Ebenso schwierig wie die Einordnung von Ortiz‘ derzeitigem Status in der UFC ist auch ein anderes Thema: Frauen-MMA. Der MMA-Sport erfreut sich bei den Damen immer größerer Beliebtheit, immer talentiertere Kämpferinnen betreten weltweit die Bühne. Dies resultiert natürlich in einem gesteigerten Interesse sowohl der Fans, als auch der Promoter. Ein Trend, dem insbesondere Dana White bislang eher skeptisch gegenüberstand, mit dem er sich in Zukunft aber wohl oder übel befassen muss. Denn der MMA-Sport zieht nicht nur immer mehr Frauen in den Käfig, sondern auch vor die TV-Schirme.
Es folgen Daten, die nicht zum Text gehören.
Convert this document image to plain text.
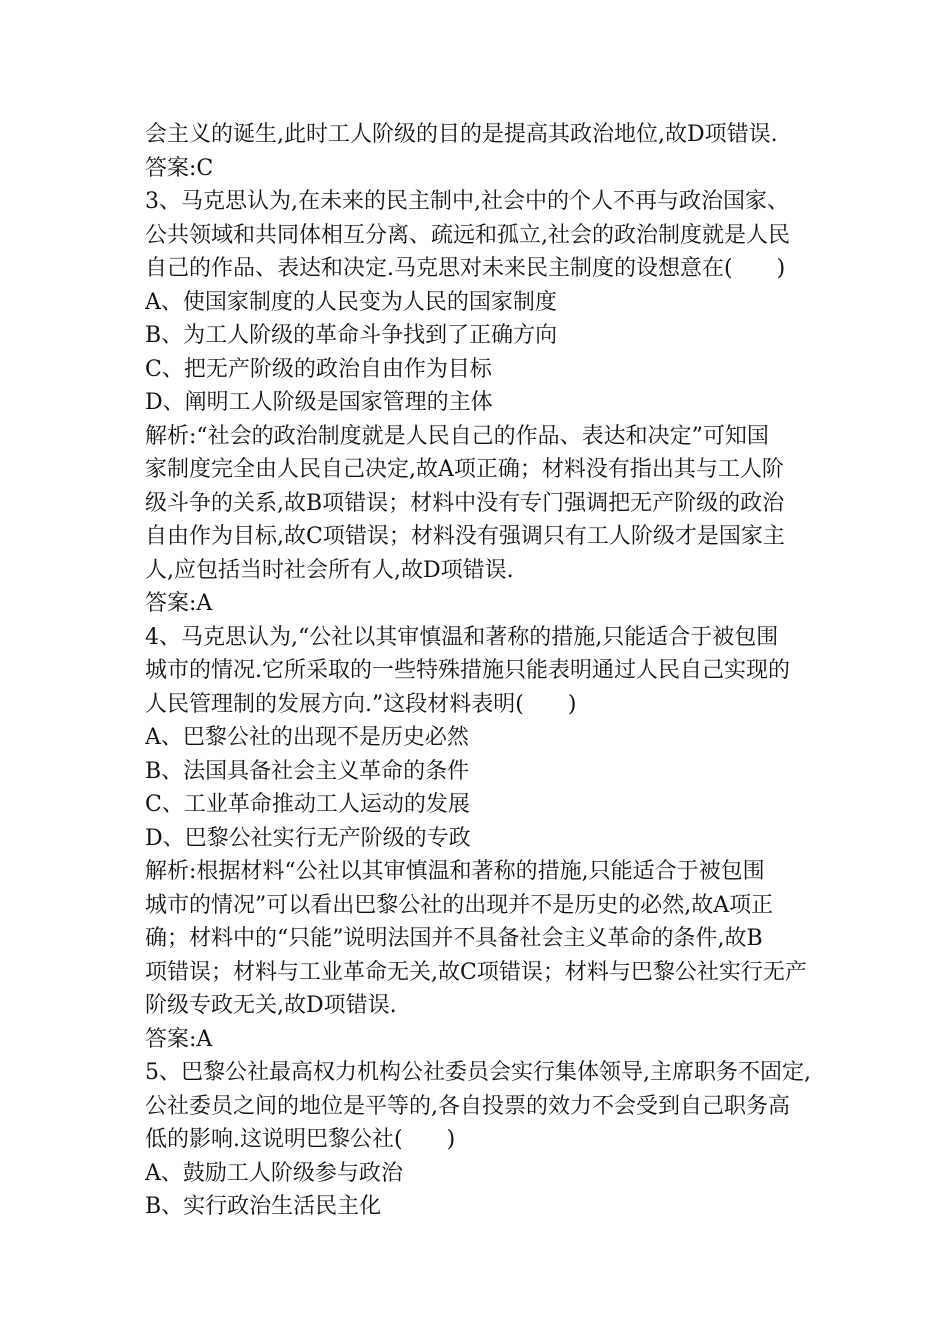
会主义的诞生,此时工人阶级的目的是提高其政治地位,故D项错误.
答案:C
3、马克思认为,在未来的民主制中,社会中的个人不再与政治国家、
公共领域和共同体相互分离、疏远和孤立,社会的政治制度就是人民
自己的作品、表达和决定.马克思对未来民主制度的设想意在(　　)
A、使国家制度的人民变为人民的国家制度
B、为工人阶级的革命斗争找到了正确方向
C、把无产阶级的政治自由作为目标
D、阐明工人阶级是国家管理的主体
解析:“社会的政治制度就是人民自己的作品、表达和决定”可知国
家制度完全由人民自己决定,故A项正确；材料没有指出其与工人阶
级斗争的关系,故B项错误；材料中没有专门强调把无产阶级的政治
自由作为目标,故C项错误；材料没有强调只有工人阶级才是国家主
人,应包括当时社会所有人,故D项错误.
答案:A
4、马克思认为,“公社以其审慎温和著称的措施,只能适合于被包围
城市的情况.它所采取的一些特殊措施只能表明通过人民自己实现的
人民管理制的发展方向.”这段材料表明(　　)
A、巴黎公社的出现不是历史必然
B、法国具备社会主义革命的条件
C、工业革命推动工人运动的发展
D、巴黎公社实行无产阶级的专政
解析:根据材料“公社以其审慎温和著称的措施,只能适合于被包围
城市的情况”可以看出巴黎公社的出现并不是历史的必然,故A项正
确；材料中的“只能”说明法国并不具备社会主义革命的条件,故B
项错误；材料与工业革命无关,故C项错误；材料与巴黎公社实行无产
阶级专政无关,故D项错误.
答案:A
5、巴黎公社最高权力机构公社委员会实行集体领导,主席职务不固定,
公社委员之间的地位是平等的,各自投票的效力不会受到自己职务高
低的影响.这说明巴黎公社(　　)
A、鼓励工人阶级参与政治
B、实行政治生活民主化
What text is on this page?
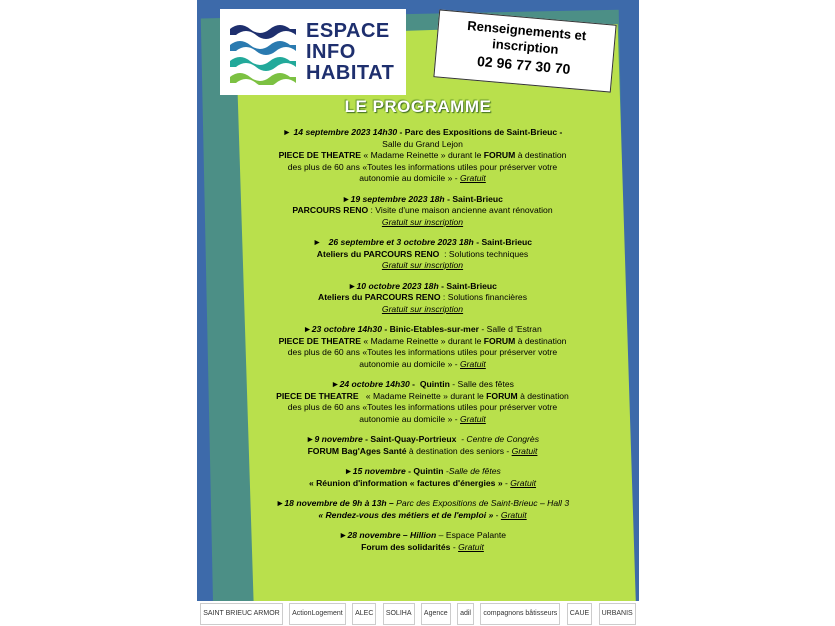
ESPACE
INFO
HABITAT
Renseignements et inscription
02 96 77 30 70
LE PROGRAMME
► 14 septembre 2023 14h30 - Parc des Expositions de Saint-Brieuc -
Salle du Grand Lejon
PIECE DE THEATRE « Madame Reinette » durant le FORUM à destination
des plus de 60 ans «Toutes les informations utiles pour préserver votre
autonomie au domicile » - Gratuit
►19 septembre 2023 18h - Saint-Brieuc
PARCOURS RENO : Visite d'une maison ancienne avant rénovation
Gratuit sur inscription
►   26 septembre et 3 octobre 2023 18h - Saint-Brieuc
Ateliers du PARCOURS RENO  : Solutions techniques
Gratuit sur inscription
►10 octobre 2023 18h - Saint-Brieuc
Ateliers du PARCOURS RENO : Solutions financières
Gratuit sur inscription
►23 octobre 14h30 - Binic-Etables-sur-mer - Salle d 'Estran
PIECE DE THEATRE « Madame Reinette » durant le FORUM à destination
des plus de 60 ans «Toutes les informations utiles pour préserver votre
autonomie au domicile » - Gratuit
►24 octobre 14h30 -  Quintin - Salle des fêtes
PIECE DE THEATRE   « Madame Reinette » durant le FORUM à destination
des plus de 60 ans «Toutes les informations utiles pour préserver votre
autonomie au domicile » - Gratuit
►9 novembre - Saint-Quay-Portrieux  - Centre de Congrès
FORUM Bag'Ages Santé à destination des seniors - Gratuit
►15 novembre - Quintin -Salle de fêtes
« Réunion d'information « factures d'énergies » - Gratuit
►18 novembre de 9h à 13h – Parc des Expositions de Saint-Brieuc – Hall 3
« Rendez-vous des métiers et de l'emploi » - Gratuit
►28 novembre – Hillion – Espace Palante
Forum des solidarités - Gratuit
SAINT BRIEUC ARMOR	ActionLogement	ALEC	SOLIHA	Agence	adil	compagnons bâtisseurs	CAUE	URBANIS
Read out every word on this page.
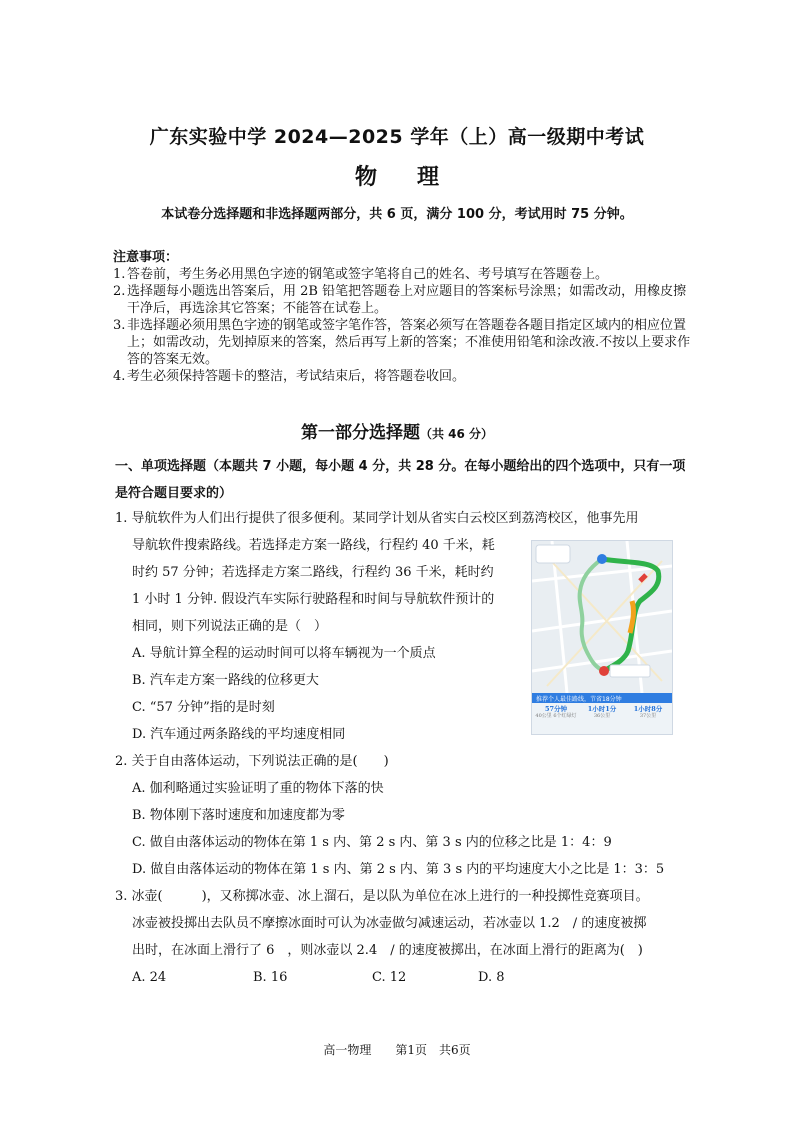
广东实验中学 2024—2025 学年（上）高一级期中考试
物理
本试卷分选择题和非选择题两部分，共 6 页，满分 100 分，考试用时 75 分钟。
注意事项：
1. 答卷前，考生务必用黑色字迹的钢笔或签字笔将自己的姓名、考号填写在答题卷上。
2. 选择题每小题选出答案后，用 2B 铅笔把答题卷上对应题目的答案标号涂黑；如需改动，用橡皮擦干净后，再选涂其它答案；不能答在试卷上。
3. 非选择题必须用黑色字迹的钢笔或签字笔作答，答案必须写在答题卷各题目指定区域内的相应位置上；如需改动，先划掉原来的答案，然后再写上新的答案；不准使用铅笔和涂改液.不按以上要求作答的答案无效。
4. 考生必须保持答题卡的整洁，考试结束后，将答题卷收回。
第一部分选择题（共 46 分）
一、单项选择题（本题共 7 小题，每小题 4 分，共 28 分。在每小题给出的四个选项中，只有一项是符合题目要求的）
1. 导航软件为人们出行提供了很多便利。某同学计划从省实白云校区到荔湾校区，他事先用
导航软件搜索路线。若选择走方案一路线，行程约 40 千米，耗
时约 57 分钟；若选择走方案二路线，行程约 36 千米，耗时约
1 小时 1 分钟. 假设汽车实际行驶路程和时间与导航软件预计的
相同，则下列说法正确的是（　）
A. 导航计算全程的运动时间可以将车辆视为一个质点
B. 汽车走方案一路线的位移更大
C. “57 分钟”指的是时刻
D. 汽车通过两条路线的平均速度相同
推荐个人最佳路线，节省18分钟
57分钟
40公里 6个红绿灯
1小时1分
36公里
1小时8分
37公里
2. 关于自由落体运动，下列说法正确的是(　　)
A. 伽利略通过实验证明了重的物体下落的快
B. 物体刚下落时速度和加速度都为零
C. 做自由落体运动的物体在第 1 s 内、第 2 s 内、第 3 s 内的位移之比是 1：4：9
D. 做自由落体运动的物体在第 1 s 内、第 2 s 内、第 3 s 内的平均速度大小之比是 1：3：5
3. 冰壶(　　　)，又称掷冰壶、冰上溜石，是以队为单位在冰上进行的一种投掷性竞赛项目。
冰壶被投掷出去队员不摩擦冰面时可认为冰壶做匀减速运动，若冰壶以 1.2　/ 的速度被掷
出时，在冰面上滑行了 6　，则冰壶以 2.4　/ 的速度被掷出，在冰面上滑行的距离为(　)
A. 24	B. 16	C. 12	D. 8
高一物理　　第1页　共6页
“Als wir die UFC übernommen haben war uns klar, dass unsere Hauptzielgruppe aus Männern im Alter zwischen 18 und 34 besteht“, so White. „Mittlerweile sind aber rund 45 Prozent unserer Anhängerschaft weiblich. Damit hätten wir nie gerechnet.“

Für eine Frauensparte der UFC sieht er jedoch nach wie vor schwarz – auch wenn er diese schon lange nicht mehr kategorisch ablehnt. „Es existieren nicht genug Mädels in den verschiedenen Gewichtsklassen um eine eigene Sparte zu aufzubauen“, erklärte der UFC-Präsident. „Wir werden sehen, wie sich das in Zukunft entwickelt.“

Früher oder später wird auch in der UFC eine Damen-Klasse unvermeidbar sein und nur einen weiteren Schritt in der rasanten Entwicklung der Organisation markieren. Wer hätte vor 18 Jahren geglaubt, über ein solches Thema überhaupt einmal diskutieren zu müssen?

Auf die Frage, wie es sich anfühlt, wieder nach Denver zurückzukehren, wo alles begann, antwortete White knapp: „Cool“.